Oh, I understand. So no “foreigner” is allowed to criticize the doings in any other country but his own. As in, we should never criticize Iran for any policy there, nor Russia, nor China, etc. Got it.
Chait and Yglesias each suggest that a person from France (in this case, Veronique) has no business criticizing a policy proposed by an American (in this case, Barney Frank). And surely these bloggers are each standing on some principle — rather than on pure expediency or ad hominem-ism — to justify their position.

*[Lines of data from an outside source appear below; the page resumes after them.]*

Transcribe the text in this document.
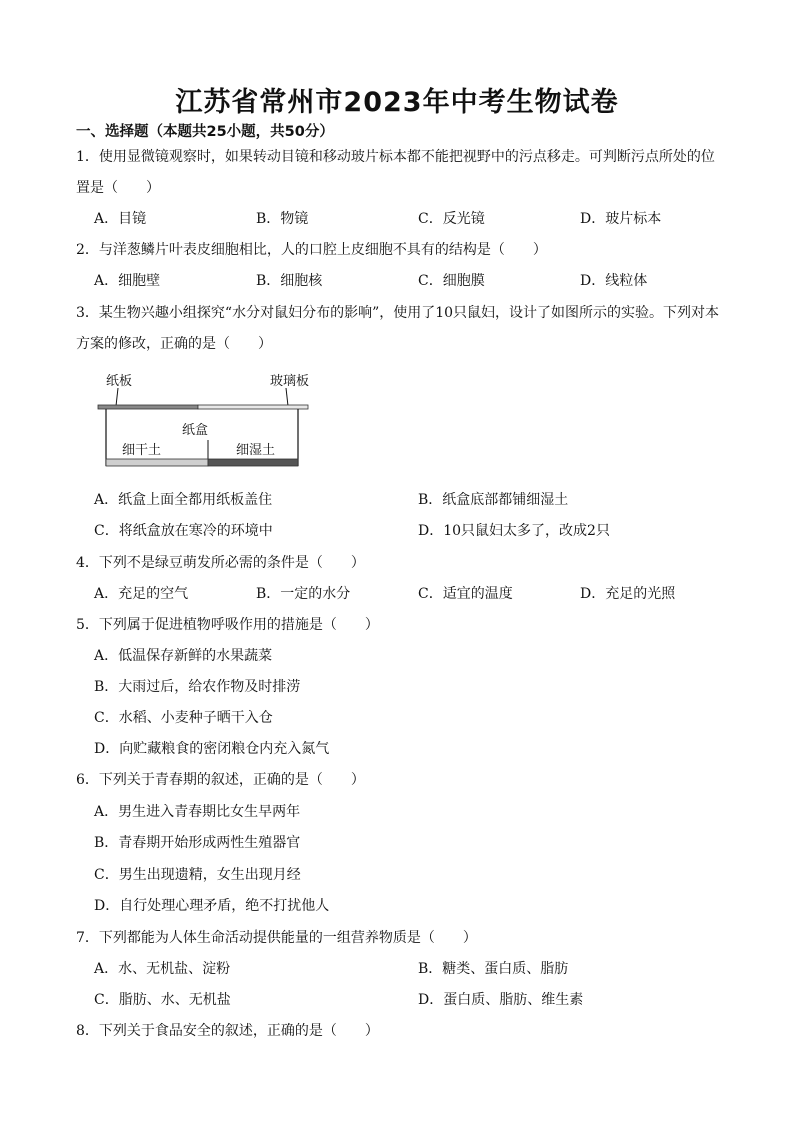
江苏省常州市2023年中考生物试卷
一、选择题（本题共25小题，共50分）
1．使用显微镜观察时，如果转动目镜和移动玻片标本都不能把视野中的污点移走。可判断污点所处的位
置是（　　）
A．目镜	B．物镜	C．反光镜	D．玻片标本
2．与洋葱鳞片叶表皮细胞相比，人的口腔上皮细胞不具有的结构是（　　）
A．细胞壁	B．细胞核	C．细胞膜	D．线粒体
3．某生物兴趣小组探究“水分对鼠妇分布的影响”，使用了10只鼠妇，设计了如图所示的实验。下列对本
方案的修改，正确的是（　　）
纸板	玻璃板
纸盒
细干土	细湿土
A．纸盒上面全都用纸板盖住	B．纸盒底部都铺细湿土
C．将纸盒放在寒冷的环境中	D．10只鼠妇太多了，改成2只
4．下列不是绿豆萌发所必需的条件是（　　）
A．充足的空气	B．一定的水分	C．适宜的温度	D．充足的光照
5．下列属于促进植物呼吸作用的措施是（　　）
A．低温保存新鲜的水果蔬菜
B．大雨过后，给农作物及时排涝
C．水稻、小麦种子晒干入仓
D．向贮藏粮食的密闭粮仓内充入氮气
6．下列关于青春期的叙述，正确的是（　　）
A．男生进入青春期比女生早两年
B．青春期开始形成两性生殖器官
C．男生出现遗精，女生出现月经
D．自行处理心理矛盾，绝不打扰他人
7．下列都能为人体生命活动提供能量的一组营养物质是（　　）
A．水、无机盐、淀粉	B．糖类、蛋白质、脂肪
C．脂肪、水、无机盐	D．蛋白质、脂肪、维生素
8．下列关于食品安全的叙述，正确的是（　　）
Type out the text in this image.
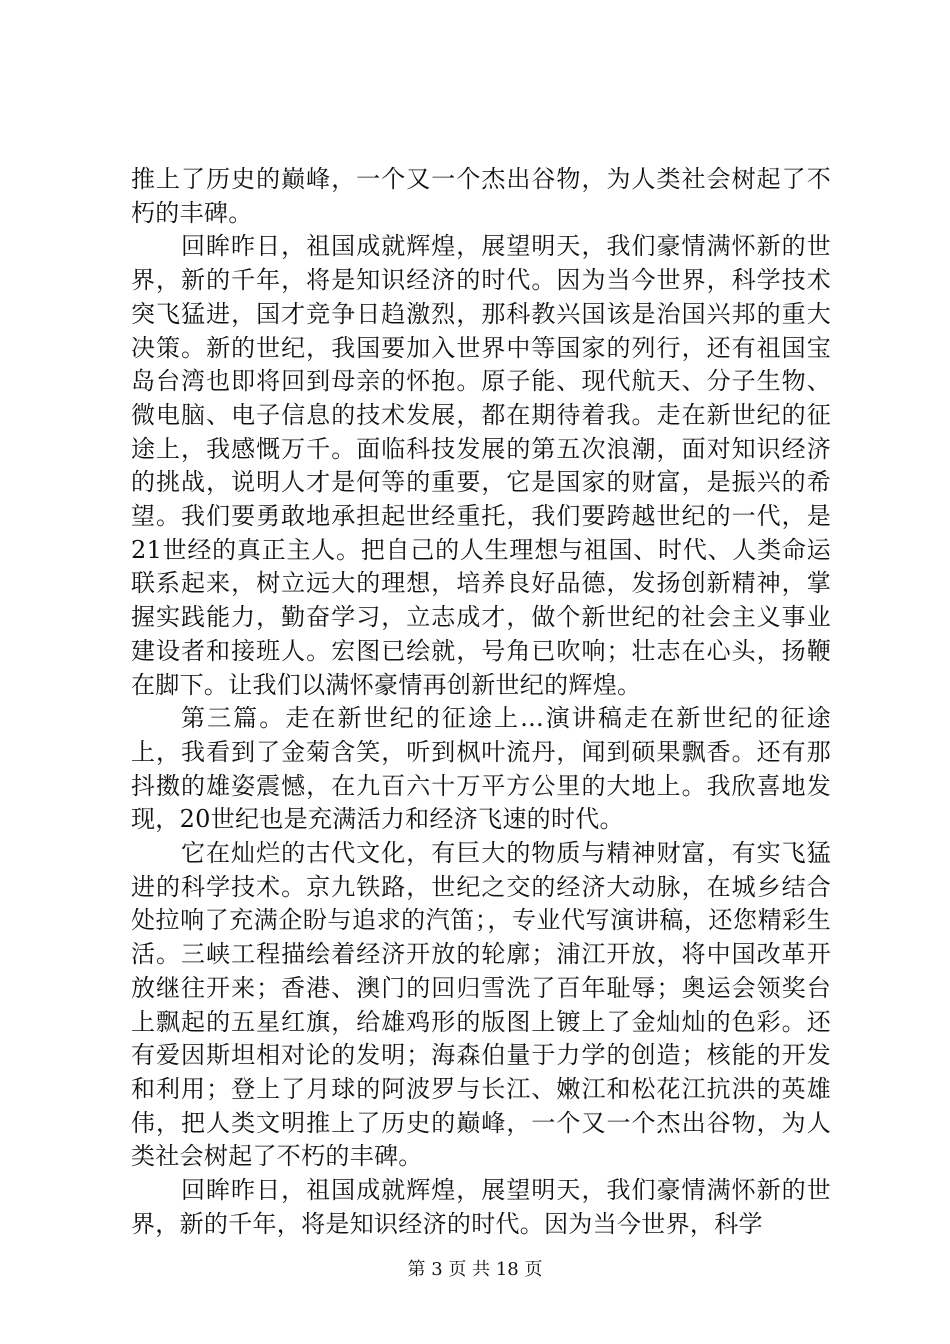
推上了历史的巅峰，一个又一个杰出谷物，为人类社会树起了不朽的丰碑。

回眸昨日，祖国成就辉煌，展望明天，我们豪情满怀新的世界，新的千年，将是知识经济的时代。因为当今世界，科学技术突飞猛进，国才竞争日趋激烈，那科教兴国该是治国兴邦的重大决策。新的世纪，我国要加入世界中等国家的列行，还有祖国宝岛台湾也即将回到母亲的怀抱。原子能、现代航天、分子生物、微电脑、电子信息的技术发展，都在期待着我。走在新世纪的征途上，我感慨万千。面临科技发展的第五次浪潮，面对知识经济的挑战，说明人才是何等的重要，它是国家的财富，是振兴的希望。我们要勇敢地承担起世经重托，我们要跨越世纪的一代，是21世经的真正主人。把自己的人生理想与祖国、时代、人类命运联系起来，树立远大的理想，培养良好品德，发扬创新精神，掌握实践能力，勤奋学习，立志成才，做个新世纪的社会主义事业建设者和接班人。宏图已绘就，号角已吹响；壮志在心头，扬鞭在脚下。让我们以满怀豪情再创新世纪的辉煌。

第三篇。走在新世纪的征途上...演讲稿走在新世纪的征途上，我看到了金菊含笑，听到枫叶流丹，闻到硕果飘香。还有那抖擞的雄姿震憾，在九百六十万平方公里的大地上。我欣喜地发现，20世纪也是充满活力和经济飞速的时代。

它在灿烂的古代文化，有巨大的物质与精神财富，有实飞猛进的科学技术。京九铁路，世纪之交的经济大动脉，在城乡结合处拉响了充满企盼与追求的汽笛；，专业代写演讲稿，还您精彩生活。三峡工程描绘着经济开放的轮廓；浦江开放，将中国改革开放继往开来；香港、澳门的回归雪洗了百年耻辱；奥运会领奖台上飘起的五星红旗，给雄鸡形的版图上镀上了金灿灿的色彩。还有爱因斯坦相对论的发明；海森伯量于力学的创造；核能的开发和利用；登上了月球的阿波罗与长江、嫩江和松花江抗洪的英雄伟，把人类文明推上了历史的巅峰，一个又一个杰出谷物，为人类社会树起了不朽的丰碑。

回眸昨日，祖国成就辉煌，展望明天，我们豪情满怀新的世界，新的千年，将是知识经济的时代。因为当今世界，科学

第 3 页 共 18 页
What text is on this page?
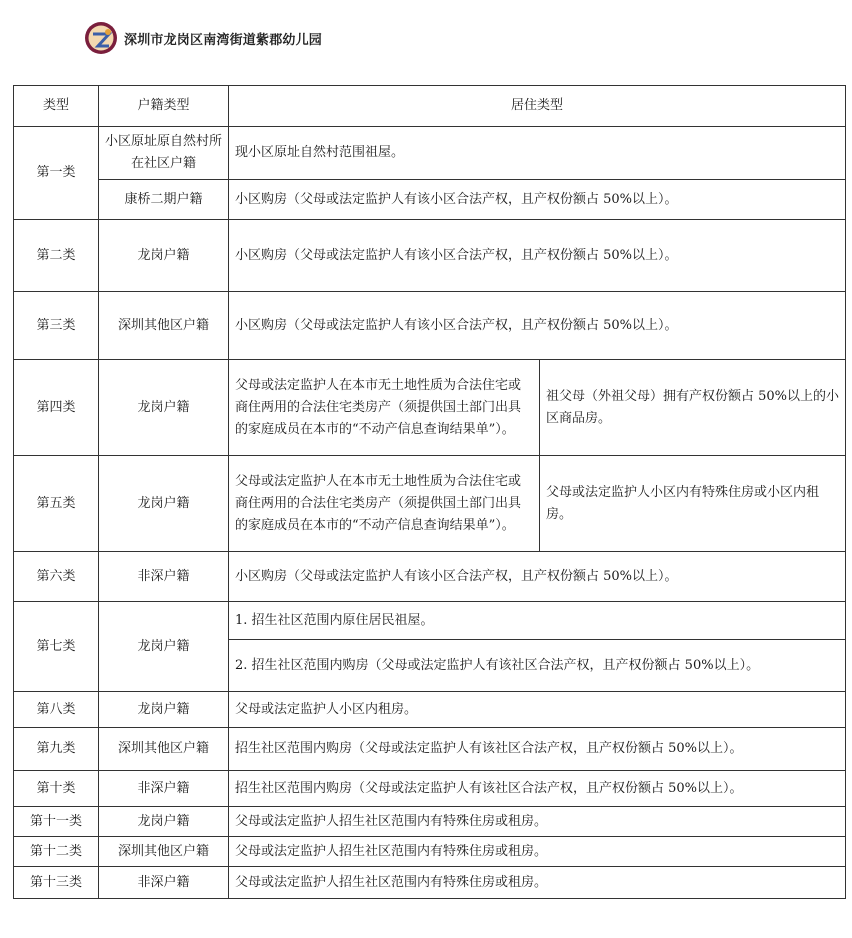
深圳市龙岗区南湾街道紫郡幼儿园
类型	户籍类型	居住类型	
第一类	小区原址原自然村所在社区户籍	现小区原址自然村范围祖屋。	
	康桥二期户籍	小区购房（父母或法定监护人有该小区合法产权，且产权份额占 50%以上）。	
第二类	龙岗户籍	小区购房（父母或法定监护人有该小区合法产权，且产权份额占 50%以上）。	
第三类	深圳其他区户籍	小区购房（父母或法定监护人有该小区合法产权，且产权份额占 50%以上）。	
第四类	龙岗户籍	父母或法定监护人在本市无土地性质为合法住宅或商住两用的合法住宅类房产（须提供国土部门出具的家庭成员在本市的“不动产信息查询结果单”）。	祖父母（外祖父母）拥有产权份额占 50%以上的小区商品房。
第五类	龙岗户籍	父母或法定监护人在本市无土地性质为合法住宅或商住两用的合法住宅类房产（须提供国土部门出具的家庭成员在本市的“不动产信息查询结果单”）。	父母或法定监护人小区内有特殊住房或小区内租房。
第六类	非深户籍	小区购房（父母或法定监护人有该小区合法产权，且产权份额占 50%以上）。	
第七类	龙岗户籍	1. 招生社区范围内原住居民祖屋。	
		2. 招生社区范围内购房（父母或法定监护人有该社区合法产权，且产权份额占 50%以上）。	
第八类	龙岗户籍	父母或法定监护人小区内租房。	
第九类	深圳其他区户籍	招生社区范围内购房（父母或法定监护人有该社区合法产权，且产权份额占 50%以上）。	
第十类	非深户籍	招生社区范围内购房（父母或法定监护人有该社区合法产权，且产权份额占 50%以上）。	
第十一类	龙岗户籍	父母或法定监护人招生社区范围内有特殊住房或租房。	
第十二类	深圳其他区户籍	父母或法定监护人招生社区范围内有特殊住房或租房。	
第十三类	非深户籍	父母或法定监护人招生社区范围内有特殊住房或租房。	
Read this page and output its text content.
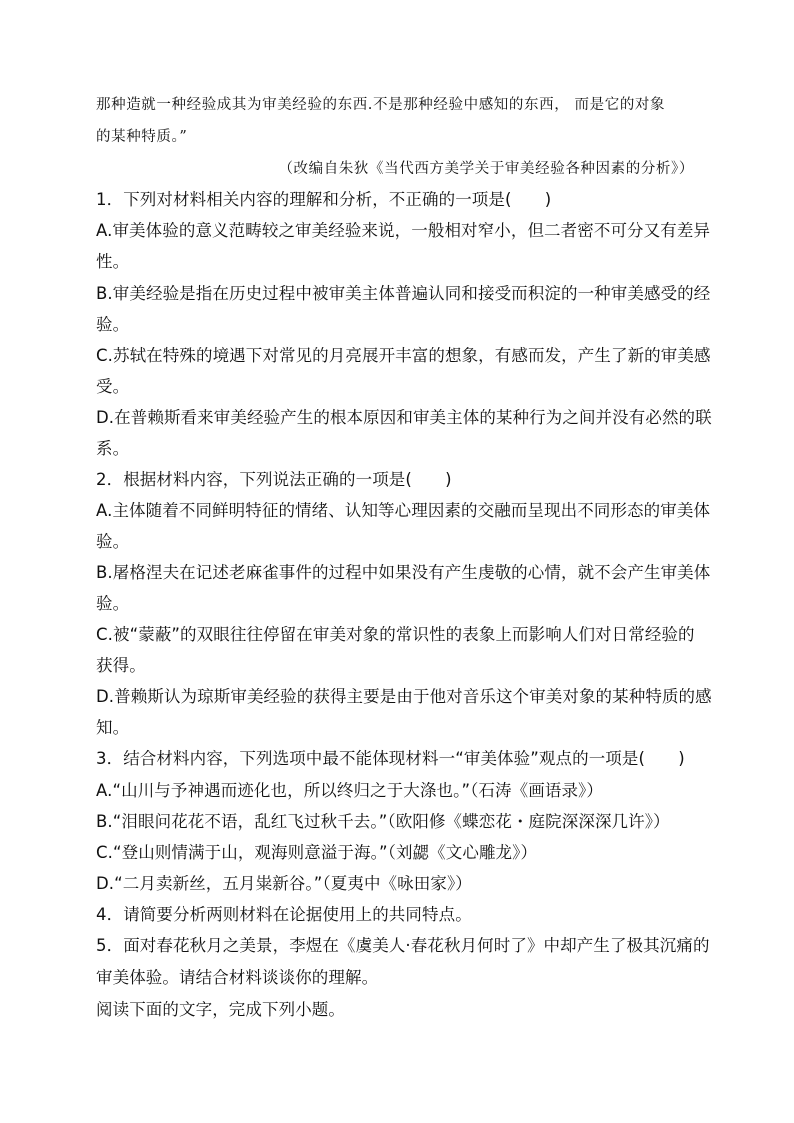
那种造就一种经验成其为审美经验的东西.不是那种经验中感知的东西， 而是它的对象
的某种特质。”
（改编自朱狄《当代西方美学关于审美经验各种因素的分析》）
1．下列对材料相关内容的理解和分析，不正确的一项是(　　)
A.审美体验的意义范畴较之审美经验来说，一般相对窄小，但二者密不可分又有差异
性。
B.审美经验是指在历史过程中被审美主体普遍认同和接受而积淀的一种审美感受的经
验。
C.苏轼在特殊的境遇下对常见的月亮展开丰富的想象，有感而发，产生了新的审美感
受。
D.在普赖斯看来审美经验产生的根本原因和审美主体的某种行为之间并没有必然的联
系。
2．根据材料内容，下列说法正确的一项是(　　)
A.主体随着不同鲜明特征的情绪、认知等心理因素的交融而呈现出不同形态的审美体
验。
B.屠格涅夫在记述老麻雀事件的过程中如果没有产生虔敬的心情，就不会产生审美体
验。
C.被“蒙蔽”的双眼往往停留在审美对象的常识性的表象上而影响人们对日常经验的
获得。
D.普赖斯认为琼斯审美经验的获得主要是由于他对音乐这个审美对象的某种特质的感
知。
3．结合材料内容，下列选项中最不能体现材料一“审美体验”观点的一项是(　　)
A.“山川与予神遇而迹化也，所以终归之于大涤也。”（石涛《画语录》）
B.“泪眼问花花不语，乱红飞过秋千去。”（欧阳修《蝶恋花・庭院深深深几许》）
C.“登山则情满于山，观海则意溢于海。”（刘勰《文心雕龙》）
D.“二月卖新丝，五月粜新谷。”（夏夷中《咏田家》）
4．请简要分析两则材料在论据使用上的共同特点。
5．面对春花秋月之美景，李煜在《虞美人·春花秋月何时了》中却产生了极其沉痛的
审美体验。请结合材料谈谈你的理解。
阅读下面的文字，完成下列小题。
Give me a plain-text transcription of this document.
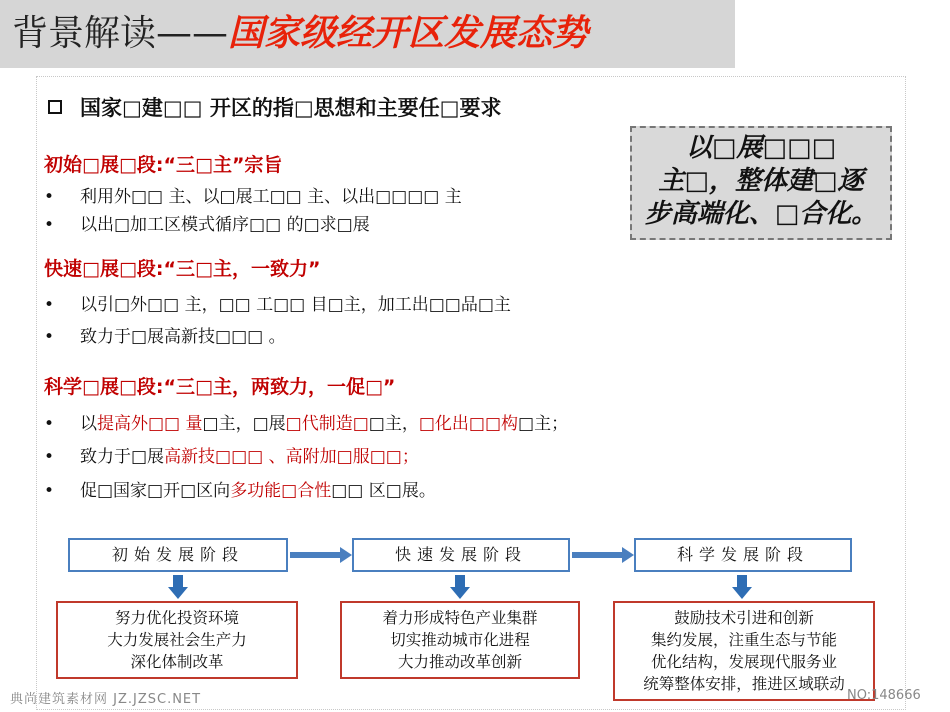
背景解读——国家级经开区发展态势
国家□建□□ 开区的指□思想和主要任□要求
以□展□□□
主□，整体建□逐
步高端化、□合化。
初始□展□段:“三□主”宗旨
• 利用外□□ 主、以□展工□□ 主、以出□□□□ 主
• 以出□加工区模式循序□□ 的□求□展
快速□展□段:“三□主，一致力”
• 以引□外□□ 主，□□ 工□□ 目□主，加工出□□品□主
• 致力于□展高新技□□□ 。
科学□展□段:“三□主，两致力，一促□”
• 以提高外□□ 量□主，□展□代制造□□主，□化出□□构□主；
• 致力于□展高新技□□□ 、高附加□服□□；
• 促□国家□开□区向多功能□合性□□ 区□展。
初始发展阶段	快速发展阶段	科学发展阶段
努力优化投资环境
大力发展社会生产力
深化体制改革
着力形成特色产业集群
切实推动城市化进程
大力推动改革创新
鼓励技术引进和创新
集约发展，注重生态与节能
优化结构，发展现代服务业
统筹整体安排，推进区域联动
典尚建筑素材网 JZ.JZSC.NET	NO:148666
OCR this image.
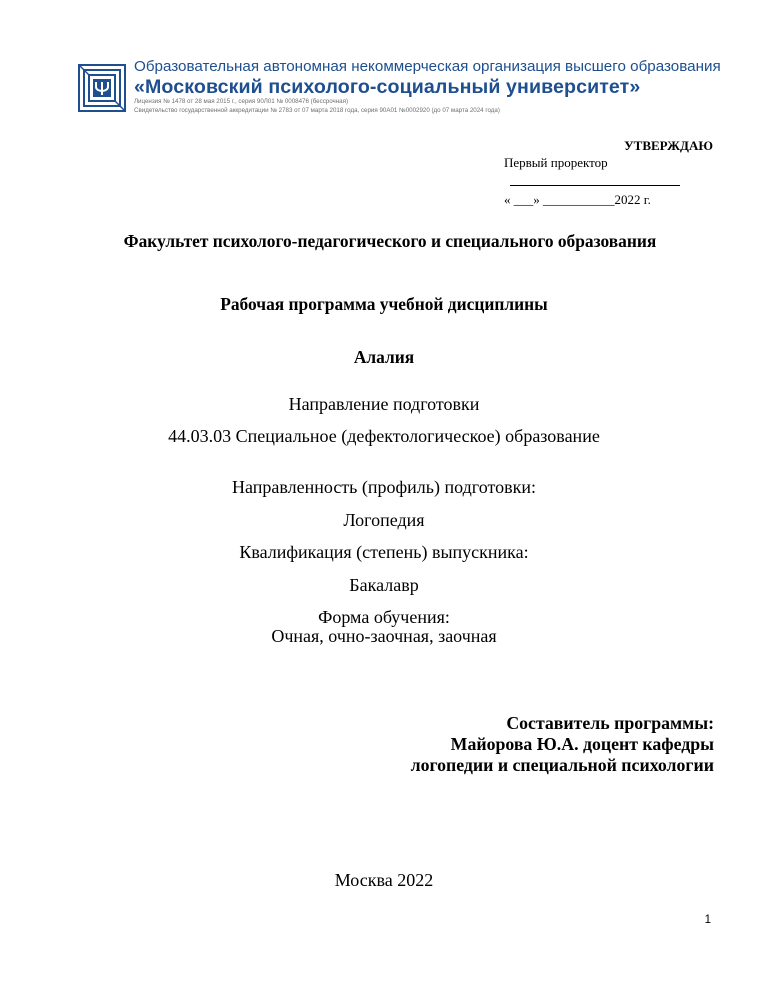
Образовательная автономная некоммерческая организация высшего образования
«Московский психолого-социальный университет»
Лицензия № 1478 от 28 мая 2015 г., серия 90Л01 № 0008476 (бессрочная)
Свидетельство государственной аккредитации № 2783 от 07 марта 2018 года, серия 90А01 №0002920 (до 07 марта 2024 года)
УТВЕРЖДАЮ
Первый проректор
« ___» ___________2022 г.
Факультет психолого-педагогического и специального образования
Рабочая программа учебной дисциплины
Алалия
Направление подготовки
44.03.03 Специальное (дефектологическое) образование
Направленность (профиль) подготовки:
Логопедия
Квалификация (степень) выпускника:
Бакалавр
Форма обучения:
Очная, очно-заочная, заочная
Составитель программы:
Майорова Ю.А. доцент кафедры
логопедии и специальной психологии
Москва 2022
1
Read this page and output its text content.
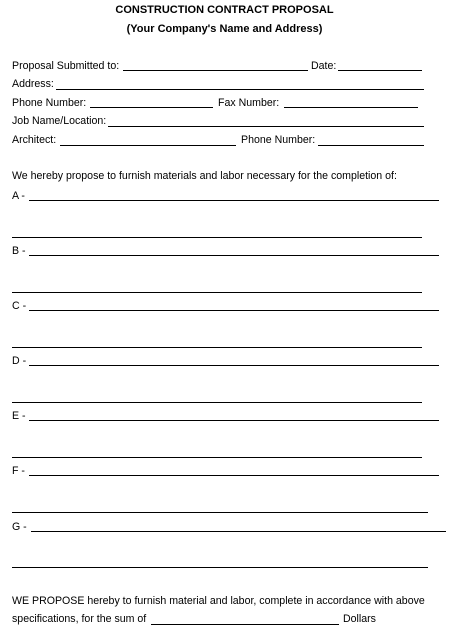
CONSTRUCTION CONTRACT PROPOSAL
(Your Company's Name and Address)
Proposal Submitted to:	Date:
Address:
Phone Number:	Fax Number:
Job Name/Location:
Architect:	Phone Number:
We hereby propose to furnish materials and labor necessary for the completion of:
A -
B -
C -
D -
E -
F -
G -
WE PROPOSE hereby to furnish material and labor, complete in accordance with above
specifications, for the sum of	Dollars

So what might that principle be? One possibility is this: mind your own business (“MYOB”). The very same principle that sparks Chait and Yglesias to object to someone from France butting her nose into the business of someone from America might — if Chait and Yglesias were to reflect seriously on their reactions to Vero — also prompt Chait and Yglesias to object to someone from Massachusetts butting his nose into the business of someone from Virginia.
The healthy implication here, of course, is that Barney Frank should mind the business of his own state and not that of other states.
What their point is of course, is that Chait and Yglesias mean no one who disagrees with them should be allowed to have an opinion. When Europeans were
roundly attacking Bush they were quite happy with criticisms of US policy. And what about the Nobel “Peace” committees constant “kicks” at conservative American politicians. I don’t remember them complaining about that.